Trailers before 2010 had more soul and effort. Nowadays, trailers have to copy the exact tried and trued formula as Inception or Deadpool, making movies less interesting. I miss Don LaFontaine, Hal Douglas and Mark Elliott, bros.(:_(
 
The original show always seemed like a neat premise, but I've never watched it. I suppose it's a property to safely reboot without people complaining because no one cares.

So it's pretty much like that crappy 2020 Fantasy Island movie, right?
 
Gosling lost so much respect for me just for being in the Barbie movie alone. I don't get why you faggots still like him after that pathetic stunt.
I saw Ryan Gosling at a grocery store in Los Angeles yesterday. I told him how cool it was to meet him in person, but I didn’t want to be a douche and bother him and ask him for photos or anything.
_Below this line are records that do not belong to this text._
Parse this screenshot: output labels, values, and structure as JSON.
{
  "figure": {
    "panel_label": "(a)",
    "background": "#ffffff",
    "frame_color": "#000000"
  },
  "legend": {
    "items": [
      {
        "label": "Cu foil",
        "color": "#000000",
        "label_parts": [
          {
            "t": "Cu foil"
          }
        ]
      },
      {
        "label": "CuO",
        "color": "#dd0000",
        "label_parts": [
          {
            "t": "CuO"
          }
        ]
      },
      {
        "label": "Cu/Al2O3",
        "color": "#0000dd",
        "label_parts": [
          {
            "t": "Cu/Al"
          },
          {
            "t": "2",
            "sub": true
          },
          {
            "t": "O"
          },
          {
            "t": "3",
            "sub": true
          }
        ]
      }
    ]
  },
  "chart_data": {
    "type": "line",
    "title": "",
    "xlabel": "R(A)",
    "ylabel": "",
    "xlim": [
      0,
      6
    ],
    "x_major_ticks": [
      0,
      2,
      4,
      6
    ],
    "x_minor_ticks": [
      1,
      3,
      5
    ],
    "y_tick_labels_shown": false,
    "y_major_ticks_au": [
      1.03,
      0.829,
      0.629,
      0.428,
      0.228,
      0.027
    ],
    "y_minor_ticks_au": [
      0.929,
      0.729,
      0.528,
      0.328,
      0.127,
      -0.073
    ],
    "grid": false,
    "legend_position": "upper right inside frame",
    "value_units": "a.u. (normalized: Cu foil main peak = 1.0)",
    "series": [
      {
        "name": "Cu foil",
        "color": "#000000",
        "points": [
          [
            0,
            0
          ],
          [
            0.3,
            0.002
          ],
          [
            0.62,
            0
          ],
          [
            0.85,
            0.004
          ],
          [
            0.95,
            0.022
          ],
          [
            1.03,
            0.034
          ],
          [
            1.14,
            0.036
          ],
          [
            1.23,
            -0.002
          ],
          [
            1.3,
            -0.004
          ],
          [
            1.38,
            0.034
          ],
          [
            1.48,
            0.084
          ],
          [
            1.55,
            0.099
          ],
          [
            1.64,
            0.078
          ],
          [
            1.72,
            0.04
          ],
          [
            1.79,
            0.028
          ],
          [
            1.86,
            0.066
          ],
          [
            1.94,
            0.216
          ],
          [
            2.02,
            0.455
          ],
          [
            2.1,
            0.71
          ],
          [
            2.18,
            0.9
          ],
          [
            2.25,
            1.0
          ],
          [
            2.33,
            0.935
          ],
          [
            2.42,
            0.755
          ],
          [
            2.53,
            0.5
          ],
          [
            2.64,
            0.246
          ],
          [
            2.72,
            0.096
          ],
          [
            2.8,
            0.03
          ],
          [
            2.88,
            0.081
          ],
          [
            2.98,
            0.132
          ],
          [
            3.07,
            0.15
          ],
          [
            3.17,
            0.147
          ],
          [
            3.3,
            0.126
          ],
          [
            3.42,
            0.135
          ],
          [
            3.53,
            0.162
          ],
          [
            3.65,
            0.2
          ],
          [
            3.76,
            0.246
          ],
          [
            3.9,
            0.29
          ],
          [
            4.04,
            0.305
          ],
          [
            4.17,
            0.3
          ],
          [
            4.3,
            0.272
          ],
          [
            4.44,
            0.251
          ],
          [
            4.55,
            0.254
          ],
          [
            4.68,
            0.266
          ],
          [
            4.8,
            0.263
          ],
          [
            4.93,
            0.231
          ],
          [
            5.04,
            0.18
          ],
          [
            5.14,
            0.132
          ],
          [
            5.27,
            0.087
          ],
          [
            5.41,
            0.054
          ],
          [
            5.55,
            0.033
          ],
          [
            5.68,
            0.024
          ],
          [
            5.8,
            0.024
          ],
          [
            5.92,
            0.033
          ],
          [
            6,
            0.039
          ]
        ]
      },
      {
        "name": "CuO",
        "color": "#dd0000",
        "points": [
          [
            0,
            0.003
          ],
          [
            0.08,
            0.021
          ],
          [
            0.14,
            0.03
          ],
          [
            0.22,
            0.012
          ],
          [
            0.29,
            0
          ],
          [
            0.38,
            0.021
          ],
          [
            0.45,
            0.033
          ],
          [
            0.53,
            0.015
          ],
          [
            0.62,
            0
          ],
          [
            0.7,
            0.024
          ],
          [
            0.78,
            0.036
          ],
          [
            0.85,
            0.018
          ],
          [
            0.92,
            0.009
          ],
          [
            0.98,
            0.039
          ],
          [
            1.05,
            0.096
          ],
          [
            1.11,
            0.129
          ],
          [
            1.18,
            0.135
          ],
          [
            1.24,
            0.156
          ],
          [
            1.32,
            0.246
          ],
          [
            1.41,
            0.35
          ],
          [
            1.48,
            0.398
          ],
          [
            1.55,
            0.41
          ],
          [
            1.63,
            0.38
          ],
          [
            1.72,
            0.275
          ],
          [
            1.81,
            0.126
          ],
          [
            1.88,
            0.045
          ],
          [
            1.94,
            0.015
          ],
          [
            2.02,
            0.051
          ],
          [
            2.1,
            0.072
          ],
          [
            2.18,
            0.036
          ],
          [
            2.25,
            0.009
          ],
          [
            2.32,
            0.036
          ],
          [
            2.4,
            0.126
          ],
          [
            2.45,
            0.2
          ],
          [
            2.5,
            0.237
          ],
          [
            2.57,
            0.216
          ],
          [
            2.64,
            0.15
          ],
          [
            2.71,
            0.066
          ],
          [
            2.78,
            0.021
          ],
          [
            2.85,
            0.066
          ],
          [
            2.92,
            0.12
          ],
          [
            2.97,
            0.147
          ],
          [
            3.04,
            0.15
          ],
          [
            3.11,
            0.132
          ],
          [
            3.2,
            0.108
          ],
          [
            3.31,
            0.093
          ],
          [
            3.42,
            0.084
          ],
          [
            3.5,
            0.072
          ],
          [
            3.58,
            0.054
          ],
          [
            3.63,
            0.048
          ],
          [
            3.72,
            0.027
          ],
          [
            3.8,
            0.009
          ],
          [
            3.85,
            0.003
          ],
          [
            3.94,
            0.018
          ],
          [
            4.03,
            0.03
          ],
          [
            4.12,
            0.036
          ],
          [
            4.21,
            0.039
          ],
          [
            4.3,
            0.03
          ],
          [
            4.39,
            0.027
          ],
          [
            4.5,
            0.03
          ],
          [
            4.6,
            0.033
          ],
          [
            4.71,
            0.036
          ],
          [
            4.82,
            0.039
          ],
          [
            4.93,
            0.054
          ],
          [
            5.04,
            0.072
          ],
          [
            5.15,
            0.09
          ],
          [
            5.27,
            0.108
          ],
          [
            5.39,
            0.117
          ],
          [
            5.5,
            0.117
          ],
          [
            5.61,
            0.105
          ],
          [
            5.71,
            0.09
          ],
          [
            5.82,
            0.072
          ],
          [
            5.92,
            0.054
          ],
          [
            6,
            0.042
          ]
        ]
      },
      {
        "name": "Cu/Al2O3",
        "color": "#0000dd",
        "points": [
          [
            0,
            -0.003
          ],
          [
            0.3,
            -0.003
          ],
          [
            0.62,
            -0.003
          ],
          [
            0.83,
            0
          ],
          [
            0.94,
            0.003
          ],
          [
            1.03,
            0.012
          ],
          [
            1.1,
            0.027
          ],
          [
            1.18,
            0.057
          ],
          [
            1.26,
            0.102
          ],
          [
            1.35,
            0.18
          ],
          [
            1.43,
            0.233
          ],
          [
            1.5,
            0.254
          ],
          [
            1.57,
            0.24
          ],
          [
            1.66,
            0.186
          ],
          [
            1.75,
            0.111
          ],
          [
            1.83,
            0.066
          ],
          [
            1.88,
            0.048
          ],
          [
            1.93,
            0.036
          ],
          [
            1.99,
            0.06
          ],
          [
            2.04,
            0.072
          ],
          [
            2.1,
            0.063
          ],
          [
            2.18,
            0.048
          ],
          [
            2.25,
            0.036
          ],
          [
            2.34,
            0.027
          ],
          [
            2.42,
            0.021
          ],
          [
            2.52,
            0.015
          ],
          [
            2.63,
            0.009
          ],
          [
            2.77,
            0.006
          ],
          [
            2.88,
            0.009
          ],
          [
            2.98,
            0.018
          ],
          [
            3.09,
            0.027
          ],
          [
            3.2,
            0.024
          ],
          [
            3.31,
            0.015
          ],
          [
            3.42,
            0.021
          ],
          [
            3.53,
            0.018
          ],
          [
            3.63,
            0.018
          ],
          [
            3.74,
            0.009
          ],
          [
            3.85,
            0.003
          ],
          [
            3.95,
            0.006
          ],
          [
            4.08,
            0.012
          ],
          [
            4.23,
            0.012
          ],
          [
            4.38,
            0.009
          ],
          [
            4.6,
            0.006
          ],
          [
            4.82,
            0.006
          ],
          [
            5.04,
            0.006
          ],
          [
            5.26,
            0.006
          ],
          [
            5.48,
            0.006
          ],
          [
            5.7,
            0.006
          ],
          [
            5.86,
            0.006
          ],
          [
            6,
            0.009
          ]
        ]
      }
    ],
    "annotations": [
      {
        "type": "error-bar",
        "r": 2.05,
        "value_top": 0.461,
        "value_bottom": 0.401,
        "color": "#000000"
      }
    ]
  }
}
He said, “Oh, like you’re doing now?”

I was taken aback, and all I could say was “Huh?” but he kept cutting me off and going “huh? huh? huh?” and closing his hand shut in front of my face. I walked away and continued with my shopping, and I heard him chuckle as I walked off. When I came to pay for my stuff up front I saw him trying to walk out the doors with like fifteen Milky Ways in his hands without paying.

The girl at the counter was very nice about it and professional, and was like “Sir, you need to pay for those first.” At first he kept pretending to be tired and not hear her, but eventually turned back around and brought them to the counter.

When she took one of the bars and started scanning it multiple times, he stopped her and told her to scan them each individually “to prevent any electrical infetterence,” and then turned around and winked at me. I don’t even think that’s a word. After she scanned each bar and put them in a bag and started to say the price, he kept interrupting her by yawning really loudly.